Figure 2.

Comparative study of two colon cancer cases using the standard and modified EGFR PharmDx™ and high-sensitivity EGFR immunostaining with DAK-H1-WT and Novolink. (A, D, G) standard EGFR PharmDx™, (B, E, H) modified EGFR PharmDx™ using CSAII as the secondary reagent, (C, F, I) high-sensitivity EGFR immunostaining with DAK-H1-WT and Novolink. (A, B, C) non-neoplastic crypt epithelial cells, (D, E, F, G, H, I) advanced colorectal carcinomas. The top panels (A-C) and middle panels (D-F) were sampled from the same case. In the normal region shown in the top panels (A-C), 1+ signals are obtained with the standard EGFR pharmDx™, and 3+ reactivities are appreciated many of non-neoplastic crypt epithelial cells in the modified EGFR PharmDx™ and high-sensitivity EGFR immunostaining. In the lesion indicated in the middle panels (D-F), no positivity is seen with the standard EGFR PharmDx™, while the modified EGFR PharmDx™ and high-sensitivity EGFR immunostaining result in strong reactivity in a large number of cancer cells.
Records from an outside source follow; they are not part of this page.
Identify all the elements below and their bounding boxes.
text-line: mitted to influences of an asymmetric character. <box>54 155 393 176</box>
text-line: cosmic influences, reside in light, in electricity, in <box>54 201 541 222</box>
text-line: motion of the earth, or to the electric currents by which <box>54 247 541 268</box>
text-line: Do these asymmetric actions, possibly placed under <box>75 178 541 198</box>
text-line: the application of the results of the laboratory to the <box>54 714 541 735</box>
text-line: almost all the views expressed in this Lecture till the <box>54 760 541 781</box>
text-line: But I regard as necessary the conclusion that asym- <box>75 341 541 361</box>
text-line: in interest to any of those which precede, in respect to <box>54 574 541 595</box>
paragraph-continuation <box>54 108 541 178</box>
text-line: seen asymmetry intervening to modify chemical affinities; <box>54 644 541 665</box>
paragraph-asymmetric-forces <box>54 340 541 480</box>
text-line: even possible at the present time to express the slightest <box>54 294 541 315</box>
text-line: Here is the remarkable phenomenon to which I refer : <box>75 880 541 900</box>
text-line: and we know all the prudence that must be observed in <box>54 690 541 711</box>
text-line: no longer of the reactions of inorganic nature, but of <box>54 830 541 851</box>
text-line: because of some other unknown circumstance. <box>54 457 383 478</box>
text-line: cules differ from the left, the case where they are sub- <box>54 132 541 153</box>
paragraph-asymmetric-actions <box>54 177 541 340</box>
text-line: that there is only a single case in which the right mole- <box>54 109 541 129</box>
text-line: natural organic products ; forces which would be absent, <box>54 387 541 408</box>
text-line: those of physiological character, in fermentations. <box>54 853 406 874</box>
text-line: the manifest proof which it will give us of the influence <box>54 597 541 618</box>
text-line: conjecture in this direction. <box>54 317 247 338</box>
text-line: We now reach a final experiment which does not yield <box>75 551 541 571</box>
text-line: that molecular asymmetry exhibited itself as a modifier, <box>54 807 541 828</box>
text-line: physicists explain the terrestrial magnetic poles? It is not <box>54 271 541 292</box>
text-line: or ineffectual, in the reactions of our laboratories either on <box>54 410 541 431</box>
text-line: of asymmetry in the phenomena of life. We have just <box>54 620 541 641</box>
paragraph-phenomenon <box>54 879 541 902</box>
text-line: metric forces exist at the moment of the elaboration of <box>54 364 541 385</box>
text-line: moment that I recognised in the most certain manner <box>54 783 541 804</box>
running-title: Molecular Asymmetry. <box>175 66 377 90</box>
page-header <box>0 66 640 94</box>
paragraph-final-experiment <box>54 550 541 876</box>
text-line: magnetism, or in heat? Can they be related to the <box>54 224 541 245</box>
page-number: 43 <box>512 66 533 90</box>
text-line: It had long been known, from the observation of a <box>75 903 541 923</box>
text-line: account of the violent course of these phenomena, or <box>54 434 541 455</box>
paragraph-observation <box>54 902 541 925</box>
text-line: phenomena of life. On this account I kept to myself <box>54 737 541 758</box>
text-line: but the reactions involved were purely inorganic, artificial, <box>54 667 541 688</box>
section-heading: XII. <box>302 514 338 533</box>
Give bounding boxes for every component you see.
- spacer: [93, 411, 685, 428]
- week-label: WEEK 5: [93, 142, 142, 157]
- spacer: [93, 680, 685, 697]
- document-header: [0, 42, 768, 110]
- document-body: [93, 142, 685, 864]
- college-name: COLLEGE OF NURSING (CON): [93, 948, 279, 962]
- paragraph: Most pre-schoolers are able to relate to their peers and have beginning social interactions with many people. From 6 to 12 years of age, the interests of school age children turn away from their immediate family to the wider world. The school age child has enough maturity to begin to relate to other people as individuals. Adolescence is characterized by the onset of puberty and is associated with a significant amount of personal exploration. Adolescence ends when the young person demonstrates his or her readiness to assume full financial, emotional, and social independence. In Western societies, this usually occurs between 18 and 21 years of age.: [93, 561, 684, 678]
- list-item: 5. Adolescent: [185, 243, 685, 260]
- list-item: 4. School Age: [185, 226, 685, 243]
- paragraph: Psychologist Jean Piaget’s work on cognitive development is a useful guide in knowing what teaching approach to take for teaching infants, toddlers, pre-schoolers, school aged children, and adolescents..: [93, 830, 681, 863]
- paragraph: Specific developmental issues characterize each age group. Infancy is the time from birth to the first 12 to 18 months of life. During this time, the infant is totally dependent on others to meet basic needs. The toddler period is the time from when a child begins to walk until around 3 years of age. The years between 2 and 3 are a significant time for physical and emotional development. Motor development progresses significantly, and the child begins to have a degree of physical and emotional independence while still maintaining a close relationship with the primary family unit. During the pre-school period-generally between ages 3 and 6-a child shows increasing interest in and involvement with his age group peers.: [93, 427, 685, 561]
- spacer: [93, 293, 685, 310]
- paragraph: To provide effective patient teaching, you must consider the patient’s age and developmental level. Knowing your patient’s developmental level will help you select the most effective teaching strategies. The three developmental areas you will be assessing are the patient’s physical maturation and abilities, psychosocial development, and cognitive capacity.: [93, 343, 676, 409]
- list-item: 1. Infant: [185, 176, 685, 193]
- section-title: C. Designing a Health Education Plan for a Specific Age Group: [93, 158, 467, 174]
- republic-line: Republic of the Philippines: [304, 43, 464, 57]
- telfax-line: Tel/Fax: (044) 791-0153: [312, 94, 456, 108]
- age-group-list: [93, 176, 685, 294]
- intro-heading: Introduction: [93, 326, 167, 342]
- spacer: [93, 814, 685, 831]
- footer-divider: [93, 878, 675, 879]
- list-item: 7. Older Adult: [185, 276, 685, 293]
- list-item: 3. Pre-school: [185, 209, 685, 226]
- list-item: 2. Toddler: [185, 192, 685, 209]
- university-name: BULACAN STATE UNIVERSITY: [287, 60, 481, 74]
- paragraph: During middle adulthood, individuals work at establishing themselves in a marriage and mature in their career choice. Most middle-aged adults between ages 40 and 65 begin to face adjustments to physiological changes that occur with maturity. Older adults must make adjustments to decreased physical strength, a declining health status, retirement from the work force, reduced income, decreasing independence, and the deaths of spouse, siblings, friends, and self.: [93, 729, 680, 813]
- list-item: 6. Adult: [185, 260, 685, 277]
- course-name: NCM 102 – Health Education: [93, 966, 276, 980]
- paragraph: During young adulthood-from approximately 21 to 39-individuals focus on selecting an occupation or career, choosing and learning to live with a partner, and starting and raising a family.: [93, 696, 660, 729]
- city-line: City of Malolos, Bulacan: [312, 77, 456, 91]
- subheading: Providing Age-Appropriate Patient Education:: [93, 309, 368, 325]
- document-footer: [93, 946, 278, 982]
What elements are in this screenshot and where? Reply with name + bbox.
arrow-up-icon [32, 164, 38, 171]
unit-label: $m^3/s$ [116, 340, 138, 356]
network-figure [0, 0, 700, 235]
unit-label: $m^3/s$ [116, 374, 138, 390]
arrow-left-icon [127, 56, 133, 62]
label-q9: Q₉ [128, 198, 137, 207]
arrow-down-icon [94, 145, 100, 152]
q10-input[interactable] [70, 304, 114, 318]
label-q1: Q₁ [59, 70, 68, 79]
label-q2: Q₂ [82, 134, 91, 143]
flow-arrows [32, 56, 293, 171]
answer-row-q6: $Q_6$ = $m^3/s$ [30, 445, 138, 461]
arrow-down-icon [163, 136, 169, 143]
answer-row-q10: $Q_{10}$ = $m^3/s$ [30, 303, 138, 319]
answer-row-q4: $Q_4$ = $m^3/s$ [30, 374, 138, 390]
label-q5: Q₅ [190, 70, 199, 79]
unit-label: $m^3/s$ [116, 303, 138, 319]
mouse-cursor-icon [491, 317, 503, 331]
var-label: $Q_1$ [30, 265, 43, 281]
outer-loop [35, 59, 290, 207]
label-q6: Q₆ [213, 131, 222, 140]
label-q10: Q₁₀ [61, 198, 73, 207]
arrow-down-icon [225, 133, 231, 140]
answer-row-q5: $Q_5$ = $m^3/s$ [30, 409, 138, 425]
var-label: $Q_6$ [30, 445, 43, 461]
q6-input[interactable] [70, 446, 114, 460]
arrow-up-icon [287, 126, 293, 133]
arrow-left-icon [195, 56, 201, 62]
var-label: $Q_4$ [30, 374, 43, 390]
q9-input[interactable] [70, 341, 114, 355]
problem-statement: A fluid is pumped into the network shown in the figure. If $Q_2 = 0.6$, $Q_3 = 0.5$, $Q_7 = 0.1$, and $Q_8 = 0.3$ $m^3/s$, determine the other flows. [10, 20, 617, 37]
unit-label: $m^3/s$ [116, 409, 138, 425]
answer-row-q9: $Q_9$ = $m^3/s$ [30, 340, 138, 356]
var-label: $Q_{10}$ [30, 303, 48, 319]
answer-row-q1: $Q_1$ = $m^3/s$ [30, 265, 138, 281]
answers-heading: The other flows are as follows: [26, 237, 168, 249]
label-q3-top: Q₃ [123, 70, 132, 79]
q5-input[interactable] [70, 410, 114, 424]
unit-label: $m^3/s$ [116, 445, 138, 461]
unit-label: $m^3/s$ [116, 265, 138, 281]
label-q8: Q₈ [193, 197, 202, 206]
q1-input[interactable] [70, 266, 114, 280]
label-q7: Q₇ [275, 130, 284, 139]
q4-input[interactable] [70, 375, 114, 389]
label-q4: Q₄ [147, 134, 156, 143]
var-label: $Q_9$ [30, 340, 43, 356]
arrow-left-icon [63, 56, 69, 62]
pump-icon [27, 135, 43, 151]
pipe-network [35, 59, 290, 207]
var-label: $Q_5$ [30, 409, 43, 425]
In the lesion demonstrated in the bottom panels (G-I), 3+ signals are obtained with the standard EGFR PharmDx™, and diffuse and very strong membrane plus cytoplasmic reactivities are seen with the modified EGFR PharmDx™ and high-sensitivity sequence. Stromal deposition of the reaction product is seen in case of the modified PharmDx™.